1. triangle fgh with vertices f(-7, 8), g(-1, 1), and h(-8, 4); 270° counterclockwise

f(, )
g(, )
h(, )

Explanation:

The rule for a \( 270^\circ \) counterclockwise rotation (or equivalently a \( 90^\circ \) clockwise rotation) about the origin is \((x,y)\to(y, -x)\). We will apply this rule to each vertex of triangle \( FGH \).

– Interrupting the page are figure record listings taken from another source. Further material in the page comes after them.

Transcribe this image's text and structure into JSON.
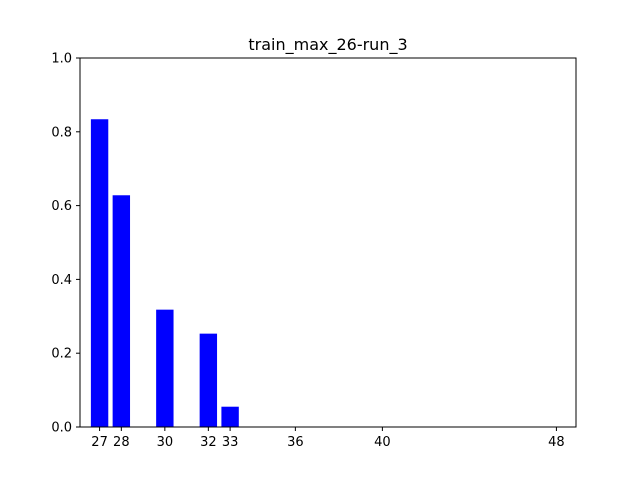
{
  "chart_data": {
    "type": "bar",
    "title": "train_max_26-run_3",
    "xlabel": "",
    "ylabel": "",
    "x": [
      27,
      28,
      30,
      32,
      33
    ],
    "values": [
      0.834,
      0.628,
      0.318,
      0.253,
      0.055
    ],
    "xticks": [
      27,
      28,
      30,
      32,
      33,
      36,
      40,
      48
    ],
    "xlim": [
      26.1,
      48.9
    ],
    "bar_width": 0.8,
    "yticks": [
      "0.0",
      "0.2",
      "0.4",
      "0.6",
      "0.8",
      "1.0"
    ],
    "ylim": [
      0,
      1
    ],
    "grid": false,
    "bar_color": "#0000ff"
  }
}
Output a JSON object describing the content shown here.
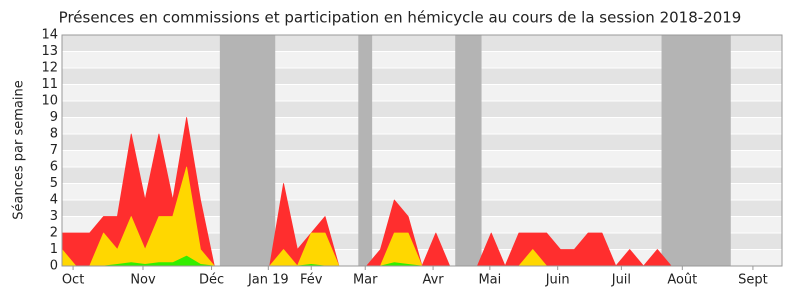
{
  "chart_data": {
    "type": "area",
    "title": "Présences en commissions et participation en hémicycle au cours de la session 2018-2019",
    "y_label": "Séances par semaine",
    "x": [
      0,
      1,
      2,
      3,
      4,
      5,
      6,
      7,
      8,
      9,
      10,
      11,
      12,
      13,
      14,
      15,
      16,
      17,
      18,
      19,
      20,
      21,
      22,
      23,
      24,
      25,
      26,
      27,
      28,
      29,
      30,
      31,
      32,
      33,
      34,
      35,
      36,
      37,
      38,
      39,
      40,
      41,
      42,
      43,
      44,
      45,
      46,
      47,
      48,
      49,
      50,
      51,
      52
    ],
    "series": [
      {
        "color": "#ff2e2e",
        "values": [
          2,
          2,
          2,
          3,
          3,
          8,
          4,
          8,
          4,
          9,
          4,
          0,
          0,
          0,
          0,
          0,
          5,
          1,
          2,
          3,
          0,
          0,
          0,
          1,
          4,
          3,
          0,
          2,
          0,
          0,
          0,
          2,
          0,
          2,
          2,
          2,
          1,
          1,
          2,
          2,
          0,
          1,
          0,
          1,
          0,
          0,
          0,
          0,
          0,
          0,
          0,
          0,
          0
        ]
      },
      {
        "color": "#ffd700",
        "values": [
          1,
          0,
          0,
          2,
          1,
          3,
          1,
          3,
          3,
          6,
          1,
          0,
          0,
          0,
          0,
          0,
          1,
          0,
          2,
          2,
          0,
          0,
          0,
          0,
          2,
          2,
          0,
          0,
          0,
          0,
          0,
          0,
          0,
          0,
          1,
          0,
          0,
          0,
          0,
          0,
          0,
          0,
          0,
          0,
          0,
          0,
          0,
          0,
          0,
          0,
          0,
          0,
          0
        ]
      },
      {
        "color": "#33ee00",
        "values": [
          0,
          0,
          0,
          0,
          0.1,
          0.2,
          0.1,
          0.2,
          0.2,
          0.6,
          0.1,
          0,
          0,
          0,
          0,
          0,
          0,
          0,
          0.1,
          0,
          0,
          0,
          0,
          0,
          0.2,
          0.1,
          0,
          0,
          0,
          0,
          0,
          0,
          0,
          0,
          0,
          0,
          0,
          0,
          0,
          0,
          0,
          0,
          0,
          0,
          0,
          0,
          0,
          0,
          0,
          0,
          0,
          0,
          0
        ]
      }
    ],
    "shaded": [
      [
        11.4,
        15.4
      ],
      [
        21.4,
        22.4
      ],
      [
        28.4,
        30.3
      ],
      [
        43.3,
        48.3
      ]
    ],
    "shaded_color": "#b4b4b4",
    "xlim": [
      0,
      52
    ],
    "xticks": [
      {
        "value": 0.8,
        "label": "Oct"
      },
      {
        "value": 5.85,
        "label": "Nov"
      },
      {
        "value": 10.8,
        "label": "Déc"
      },
      {
        "value": 14.9,
        "label": "Jan 19"
      },
      {
        "value": 18,
        "label": "Fév"
      },
      {
        "value": 21.9,
        "label": "Mar"
      },
      {
        "value": 26.8,
        "label": "Avr"
      },
      {
        "value": 30.9,
        "label": "Mai"
      },
      {
        "value": 35.8,
        "label": "Juin"
      },
      {
        "value": 40.4,
        "label": "Juil"
      },
      {
        "value": 44.8,
        "label": "Août"
      },
      {
        "value": 49.9,
        "label": "Sept"
      }
    ],
    "ylim": [
      0,
      14
    ],
    "yticks": [
      0,
      1,
      2,
      3,
      4,
      5,
      6,
      7,
      8,
      9,
      10,
      11,
      12,
      13,
      14
    ],
    "grid": true
  }
}
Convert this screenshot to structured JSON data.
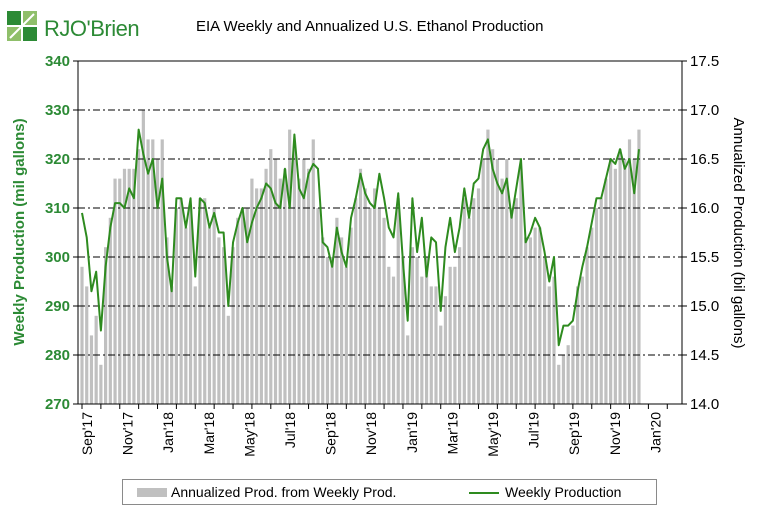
{
  "logo": {
    "text": "RJO'Brien"
  },
  "colors": {
    "bar": "#c0c0c0",
    "line": "#2e8b1f",
    "left_axis_text": "#2c8a35",
    "grid": "#000000"
  },
  "chart_data": {
    "type": "bar+line",
    "title": "EIA Weekly and Annualized U.S. Ethanol Production",
    "ylabel_left": "Weekly Production (mil gallons)",
    "ylabel_right": "Annualized Production (bil gallons)",
    "ylim_left": [
      270,
      340
    ],
    "ylim_right": [
      14.0,
      17.5
    ],
    "yticks_left": [
      "270",
      "280",
      "290",
      "300",
      "310",
      "320",
      "330",
      "340"
    ],
    "yticks_right": [
      "14.0",
      "14.5",
      "15.0",
      "15.5",
      "16.0",
      "16.5",
      "17.0",
      "17.5"
    ],
    "xticks": [
      "Sep'17",
      "Nov'17",
      "Jan'18",
      "Mar'18",
      "May'18",
      "Jul'18",
      "Sep'18",
      "Nov'18",
      "Jan'19",
      "Mar'19",
      "May'19",
      "Jul'19",
      "Sep'19",
      "Nov'19",
      "Jan'20"
    ],
    "grid": "horizontal dash-dot",
    "legend": "bottom",
    "series": [
      {
        "name": "Annualized Prod. from Weekly Prod.",
        "type": "bar",
        "axis": "right",
        "values": [
          15.4,
          15.2,
          14.7,
          14.9,
          14.4,
          15.6,
          15.9,
          16.3,
          16.3,
          16.4,
          16.4,
          16.4,
          16.6,
          17.0,
          16.7,
          16.7,
          16.5,
          16.7,
          15.7,
          15.2,
          16.0,
          16.1,
          15.8,
          16.0,
          15.2,
          16.1,
          16.1,
          15.8,
          16.0,
          15.7,
          15.6,
          14.9,
          15.6,
          15.9,
          16.0,
          16.0,
          16.3,
          16.2,
          16.2,
          16.4,
          16.6,
          16.5,
          16.3,
          16.4,
          16.8,
          16.6,
          16.3,
          16.5,
          16.4,
          16.7,
          16.0,
          15.7,
          15.5,
          15.5,
          15.9,
          15.7,
          15.4,
          15.8,
          16.1,
          16.4,
          16.2,
          16.0,
          16.2,
          16.0,
          15.9,
          15.4,
          15.3,
          16.1,
          15.5,
          14.7,
          15.6,
          15.5,
          15.3,
          15.5,
          15.2,
          15.2,
          14.8,
          15.1,
          15.4,
          15.4,
          15.6,
          16.1,
          15.9,
          16.1,
          16.2,
          16.5,
          16.8,
          16.6,
          16.5,
          16.3,
          16.5,
          16.0,
          16.1,
          16.4,
          15.7,
          15.7,
          15.8,
          15.8,
          15.5,
          15.2,
          15.3,
          14.4,
          14.5,
          14.6,
          14.8,
          15.2,
          15.3,
          15.6,
          15.8,
          16.0,
          16.1,
          16.3,
          16.5,
          16.4,
          16.6,
          16.5,
          16.7,
          16.5,
          16.8
        ]
      },
      {
        "name": "Weekly Production",
        "type": "line",
        "axis": "left",
        "values": [
          309,
          304,
          293,
          297,
          285,
          298,
          306,
          311,
          311,
          310,
          314,
          312,
          326,
          321,
          317,
          320,
          310,
          316,
          300,
          293,
          312,
          312,
          306,
          312,
          296,
          312,
          311,
          306,
          309,
          305,
          305,
          290,
          303,
          307,
          310,
          303,
          307,
          310,
          312,
          315,
          314,
          311,
          310,
          318,
          310,
          325,
          314,
          312,
          317,
          319,
          318,
          303,
          302,
          298,
          306,
          301,
          298,
          308,
          312,
          317,
          313,
          311,
          310,
          317,
          312,
          306,
          304,
          313,
          299,
          287,
          312,
          301,
          308,
          296,
          304,
          303,
          289,
          302,
          308,
          301,
          306,
          314,
          308,
          315,
          316,
          322,
          324,
          318,
          315,
          313,
          316,
          308,
          314,
          320,
          303,
          305,
          308,
          306,
          301,
          295,
          300,
          282,
          286,
          286,
          287,
          293,
          298,
          302,
          307,
          312,
          312,
          316,
          320,
          319,
          322,
          318,
          320,
          313,
          322
        ]
      }
    ]
  }
}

Step 1: Rotate point \( F(-7, 8) \)

Using the rotation rule \((x,y)\to(y, -x)\), substitute \( x = -7 \) and \( y = 8 \).
So, \( F'=(8, -(-7))=(8, 7) \)

Step 2: Rotate point \( G(-1, 1) \)

Using the rotation rule \((x,y)\to(y, -x)\), substitute \( x = -1 \) and \( y = 1 \).
So, \( G'=(1, -(-1))=(1, 1) \)

Step 3: Rotate point \( H(-8, 4) \)

Using the rotation rule \((x,y)\to(y, -x)\), substitute \( x = -8 \) and \( y = 4 \).
So, \( H'=(4, -(-8))=(4, 8) \)

Answer:

\( F'(8, 7) \)
\( G'(1, 1) \)
\( H'(4, 8) \)